Сенека написал письмо одним дыханием. Когда он отложил резец, у него горели щеки, голова пылала. Он встал, отдернул занавес, отделяющий дом от террасы.

Ночь, потревоженная криком просыпающихся птиц, отступала. Одна за другой гасли звезды.

Глава 58

Мамертинская тюрьма, выстроенная в центре Рима по соседству с великолепными храмами, – это каменная твердыня страха, потусторонний мир.

Под наземной ее частью имеется подземелье, уходящее глубоко в скалу. Оно очень древнее, очевидно, со времен галльского вторжения в Италию, а может быть, даже со времен царей. В холодных, пропитанных сыростью камерах вот уже несколько столетий палачи душат приговоренных к смерти или топором отсекают им головы, если они не успели умереть от голода. Здесь окончили свои дни нумидийский царь Югурта, вождь галльских племен Верцингеториг и главари заговора Катилины.

Промозглая камера Фабия в надземной части тюрьмы пропахла гнилью и плесенью. Царящая полутьма наводила ужас, давила на душу, глаза не могли привыкнуть ко тьме и устремлялись вверх: там, высоко в стене, было небольшое отверстие, величиной с кокосовый орех, огонек, недостижимый для заключенного, по которому отсчитывались часы отчаяния; свет проникал через него в зеленоватую черноту, скользил по камням, отмерял время. А в камере, как на дне омута, стояла скользкая тишина.

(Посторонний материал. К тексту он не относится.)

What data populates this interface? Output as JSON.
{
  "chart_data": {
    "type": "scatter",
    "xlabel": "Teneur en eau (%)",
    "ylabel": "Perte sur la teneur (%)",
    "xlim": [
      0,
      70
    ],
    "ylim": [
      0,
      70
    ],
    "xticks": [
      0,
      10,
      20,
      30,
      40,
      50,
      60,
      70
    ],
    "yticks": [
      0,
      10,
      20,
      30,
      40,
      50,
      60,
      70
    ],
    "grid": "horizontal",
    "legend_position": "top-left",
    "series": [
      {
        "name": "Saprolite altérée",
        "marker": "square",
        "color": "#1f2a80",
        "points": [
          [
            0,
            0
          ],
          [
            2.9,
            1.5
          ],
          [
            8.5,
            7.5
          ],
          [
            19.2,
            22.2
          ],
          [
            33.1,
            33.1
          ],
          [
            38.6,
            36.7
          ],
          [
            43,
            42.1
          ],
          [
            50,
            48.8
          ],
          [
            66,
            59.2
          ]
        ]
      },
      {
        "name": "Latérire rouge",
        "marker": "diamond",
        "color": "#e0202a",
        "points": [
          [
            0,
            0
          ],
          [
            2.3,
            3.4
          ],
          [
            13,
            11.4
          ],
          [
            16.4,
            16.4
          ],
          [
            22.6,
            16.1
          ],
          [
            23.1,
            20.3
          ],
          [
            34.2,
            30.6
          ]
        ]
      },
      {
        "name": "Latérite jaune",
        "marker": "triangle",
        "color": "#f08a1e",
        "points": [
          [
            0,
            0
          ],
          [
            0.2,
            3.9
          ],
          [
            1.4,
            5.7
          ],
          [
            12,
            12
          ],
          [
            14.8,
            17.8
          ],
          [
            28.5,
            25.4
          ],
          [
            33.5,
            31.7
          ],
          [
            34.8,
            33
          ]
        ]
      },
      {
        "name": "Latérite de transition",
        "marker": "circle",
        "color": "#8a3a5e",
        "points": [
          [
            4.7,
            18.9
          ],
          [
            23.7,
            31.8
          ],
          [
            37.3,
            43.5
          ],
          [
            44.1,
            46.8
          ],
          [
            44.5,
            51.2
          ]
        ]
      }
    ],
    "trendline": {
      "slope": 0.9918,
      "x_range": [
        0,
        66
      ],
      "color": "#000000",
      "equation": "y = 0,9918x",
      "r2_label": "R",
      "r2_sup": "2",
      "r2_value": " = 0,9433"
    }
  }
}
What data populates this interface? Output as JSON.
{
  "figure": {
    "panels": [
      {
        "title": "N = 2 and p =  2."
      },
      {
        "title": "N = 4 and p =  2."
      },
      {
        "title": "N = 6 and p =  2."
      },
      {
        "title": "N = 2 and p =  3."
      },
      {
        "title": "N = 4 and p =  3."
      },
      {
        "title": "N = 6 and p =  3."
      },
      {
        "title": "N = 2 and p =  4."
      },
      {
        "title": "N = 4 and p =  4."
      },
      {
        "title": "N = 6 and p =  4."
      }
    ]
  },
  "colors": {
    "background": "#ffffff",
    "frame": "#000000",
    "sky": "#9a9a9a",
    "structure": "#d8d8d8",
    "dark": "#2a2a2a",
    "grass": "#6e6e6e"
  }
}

Фабий слышал свое дыхание. Быстрое, прерывистое, свистящее. Казалось, что в темноте скрывается кто-то еще. Человек или зверь. Фабий выкрикнул имя Квирины, чтобы разорвать кольцо страха, и испугался собственного голоса: голос был тяжелым, как топор. Узник скорчился на влажной соломе и ждал. Ночь, день, ночь. Иногда время становится страшнее палача.

Плесень со стен заползла к нему в мысли. Искра надежды задыхалась во влажной плесени, отчаяние брало верх. Отверстие в стене разверзлось, стало головою Медузы, лучи света превратились в змей. Чудовище росло, приближалось, змеи шипели. Фабий цепенел от страха. Он ударял ногами в стену, бил кулаками по мокрым каменным плитам, кричал от отчаяния.

От усталости он свалился на гнилую солому. Холод пробирал его до костей. Он ждал. Чего, боги, чего?